5. Remember that the Divided Mind Destroys the World. I can’t really describe what an undivided mind is like because I’ve never experienced that. But it’s easy to understand how dualisms of body and soul, heaven and earth – prominent among the religious – have made it too easy to withhold necessary protections of our natural world and fellow creatures. And the materialists have blood on their hands too, holding the physical world in contempt and damaging it as a matter of course. Rule 5 is of a piece with the earlier rules: we can know all kinds of things, but we will never know how that knowledge is going to be put to use. We are divided from our knowledge and the divided mind is destructive. The best way to guard against this is from Lao-Tzu: “Hesitant, as though crossing a stream in winter; Cautious, as though fearful of neighbors all around; Solemn, as though guests in someone else’s house.”

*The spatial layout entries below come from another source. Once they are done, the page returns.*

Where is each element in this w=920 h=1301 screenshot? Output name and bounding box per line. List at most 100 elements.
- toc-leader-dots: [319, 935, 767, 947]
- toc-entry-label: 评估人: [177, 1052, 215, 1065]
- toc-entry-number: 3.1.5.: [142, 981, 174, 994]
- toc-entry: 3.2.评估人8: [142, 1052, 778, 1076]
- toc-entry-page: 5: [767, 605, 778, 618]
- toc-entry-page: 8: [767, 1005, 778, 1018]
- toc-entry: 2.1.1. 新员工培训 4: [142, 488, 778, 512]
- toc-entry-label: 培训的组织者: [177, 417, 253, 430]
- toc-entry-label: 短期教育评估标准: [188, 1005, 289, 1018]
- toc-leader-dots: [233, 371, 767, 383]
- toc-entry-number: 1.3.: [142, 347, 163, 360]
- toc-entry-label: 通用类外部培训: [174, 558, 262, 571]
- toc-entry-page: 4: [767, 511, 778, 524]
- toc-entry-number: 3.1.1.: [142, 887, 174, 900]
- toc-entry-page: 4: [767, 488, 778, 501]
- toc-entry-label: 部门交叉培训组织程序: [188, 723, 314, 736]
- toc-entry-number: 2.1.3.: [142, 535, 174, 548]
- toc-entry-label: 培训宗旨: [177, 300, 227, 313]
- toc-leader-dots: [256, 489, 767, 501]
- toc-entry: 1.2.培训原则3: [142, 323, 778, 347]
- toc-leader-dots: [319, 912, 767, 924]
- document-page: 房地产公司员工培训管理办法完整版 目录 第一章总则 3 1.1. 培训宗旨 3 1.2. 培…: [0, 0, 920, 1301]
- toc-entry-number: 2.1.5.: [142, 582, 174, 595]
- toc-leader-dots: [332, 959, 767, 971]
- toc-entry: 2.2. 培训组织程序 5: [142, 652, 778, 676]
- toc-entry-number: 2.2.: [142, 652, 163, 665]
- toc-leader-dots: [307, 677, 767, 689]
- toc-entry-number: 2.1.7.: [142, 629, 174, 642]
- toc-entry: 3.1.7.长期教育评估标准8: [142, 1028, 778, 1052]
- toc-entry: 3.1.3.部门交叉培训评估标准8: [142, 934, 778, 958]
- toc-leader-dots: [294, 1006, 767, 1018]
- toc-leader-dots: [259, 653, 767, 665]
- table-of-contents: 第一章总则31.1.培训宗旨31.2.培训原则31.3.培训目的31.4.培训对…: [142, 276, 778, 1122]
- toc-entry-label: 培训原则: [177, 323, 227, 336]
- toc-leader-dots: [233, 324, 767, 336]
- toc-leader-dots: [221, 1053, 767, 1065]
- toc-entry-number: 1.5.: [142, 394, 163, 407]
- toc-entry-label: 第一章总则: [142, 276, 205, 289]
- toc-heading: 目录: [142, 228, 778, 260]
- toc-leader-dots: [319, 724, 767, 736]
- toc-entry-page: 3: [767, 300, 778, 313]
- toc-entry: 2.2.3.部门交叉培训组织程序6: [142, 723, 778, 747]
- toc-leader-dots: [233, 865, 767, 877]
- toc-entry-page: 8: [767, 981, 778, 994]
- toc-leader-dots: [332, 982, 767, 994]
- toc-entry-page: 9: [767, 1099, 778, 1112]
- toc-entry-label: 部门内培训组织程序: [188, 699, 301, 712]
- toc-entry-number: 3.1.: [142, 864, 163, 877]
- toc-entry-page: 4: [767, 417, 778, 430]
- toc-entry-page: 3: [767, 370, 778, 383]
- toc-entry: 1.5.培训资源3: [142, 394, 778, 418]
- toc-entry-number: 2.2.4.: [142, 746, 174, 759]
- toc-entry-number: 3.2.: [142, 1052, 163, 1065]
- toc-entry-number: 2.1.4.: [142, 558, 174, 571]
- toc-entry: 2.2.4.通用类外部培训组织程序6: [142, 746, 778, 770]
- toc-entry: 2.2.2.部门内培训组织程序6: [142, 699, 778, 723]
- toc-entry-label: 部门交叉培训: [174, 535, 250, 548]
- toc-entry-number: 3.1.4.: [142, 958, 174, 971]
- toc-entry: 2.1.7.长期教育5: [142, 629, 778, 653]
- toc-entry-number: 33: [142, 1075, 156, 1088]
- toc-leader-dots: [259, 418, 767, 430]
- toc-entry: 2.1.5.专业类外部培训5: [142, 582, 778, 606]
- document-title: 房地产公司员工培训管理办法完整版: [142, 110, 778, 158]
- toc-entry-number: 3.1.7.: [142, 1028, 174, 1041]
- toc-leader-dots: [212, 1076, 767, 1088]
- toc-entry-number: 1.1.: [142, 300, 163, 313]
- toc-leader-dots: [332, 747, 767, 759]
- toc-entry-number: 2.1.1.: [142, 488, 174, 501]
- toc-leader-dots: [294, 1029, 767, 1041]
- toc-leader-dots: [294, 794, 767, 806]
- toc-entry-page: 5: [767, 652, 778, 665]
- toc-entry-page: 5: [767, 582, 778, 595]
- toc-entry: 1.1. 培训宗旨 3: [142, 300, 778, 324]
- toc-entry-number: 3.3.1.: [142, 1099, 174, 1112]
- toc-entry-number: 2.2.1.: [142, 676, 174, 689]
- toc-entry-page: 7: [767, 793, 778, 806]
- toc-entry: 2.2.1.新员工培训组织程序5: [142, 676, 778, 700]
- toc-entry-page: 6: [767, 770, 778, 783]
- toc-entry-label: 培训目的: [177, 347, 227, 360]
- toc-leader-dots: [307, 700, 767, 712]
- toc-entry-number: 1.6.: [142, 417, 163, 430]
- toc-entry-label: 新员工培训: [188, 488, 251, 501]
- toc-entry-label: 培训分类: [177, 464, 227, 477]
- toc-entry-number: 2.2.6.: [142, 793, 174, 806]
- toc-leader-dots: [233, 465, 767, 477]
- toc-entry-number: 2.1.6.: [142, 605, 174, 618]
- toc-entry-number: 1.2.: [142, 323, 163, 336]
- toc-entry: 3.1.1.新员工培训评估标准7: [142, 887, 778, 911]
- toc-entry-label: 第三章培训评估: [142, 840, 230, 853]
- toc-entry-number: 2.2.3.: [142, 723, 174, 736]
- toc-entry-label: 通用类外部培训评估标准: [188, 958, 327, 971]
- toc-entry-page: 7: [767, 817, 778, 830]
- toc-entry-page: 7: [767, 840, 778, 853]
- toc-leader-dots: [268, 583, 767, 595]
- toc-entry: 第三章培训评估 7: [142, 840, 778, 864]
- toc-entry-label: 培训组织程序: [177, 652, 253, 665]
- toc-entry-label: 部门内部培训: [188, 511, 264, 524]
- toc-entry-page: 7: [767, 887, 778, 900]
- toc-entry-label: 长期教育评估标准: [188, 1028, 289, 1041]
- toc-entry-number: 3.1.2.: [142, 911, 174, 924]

6. Know that Faith isn’t Belief, and Is More Important. Faith isn’t synonymous with “belief;” it’s etymologically closer to “abide” and has the sense, Wendell says, of “waiting, of patience, of endurance of hanging on and holding together.” It’s what we have in the absence of knowledge – and we live in that absence more than we’d like to admit. In the absence of knowledge, faith is better than belief. Belief professes to be knowledge without substantiation. Faith doesn’t pretend to know. It’s anti-STEM. A lot of what we take for granted – our human rights, for example, come from faith. As per the theme of this essay, there’s no empirical proof (i.e. evidence) that the truths that we take to be self-evident, actually are. Our founders, recognizing this, grounded our inalienable rights in a Creator (“…that all men are endowed by their Creator with certain inalienable rights.”) You don’t have to believe it. It isn’t science. It isn’t empirically true. If anything, it’s imaginatively true. And it has held this country together for 250 years.

Wendell Berry’s mind is worth emulating. He has exercised it every day of his life I bet, to understand that which can be known by watching, reading, writing, listening and imagining. So thoroughly has he done this that when his mind arrives at the border of human knowledge and the transcendent, he knows he’s there. He does not guess and he does not pretend. He does not fall back on “beliefs,” does not preach fundamentals. He is not taken in by the claims of others, regardless of pedigree or rhetoric or techno-scientific prowess. In the realm of the unknowable, he recognizes how faith substitutes for knowledge, and why it must.

His is a mind at home in the world. That’s the mind we should all want. Because a world where everyone feels at home is the change we want. It's the world we want. Change our minds, change the world.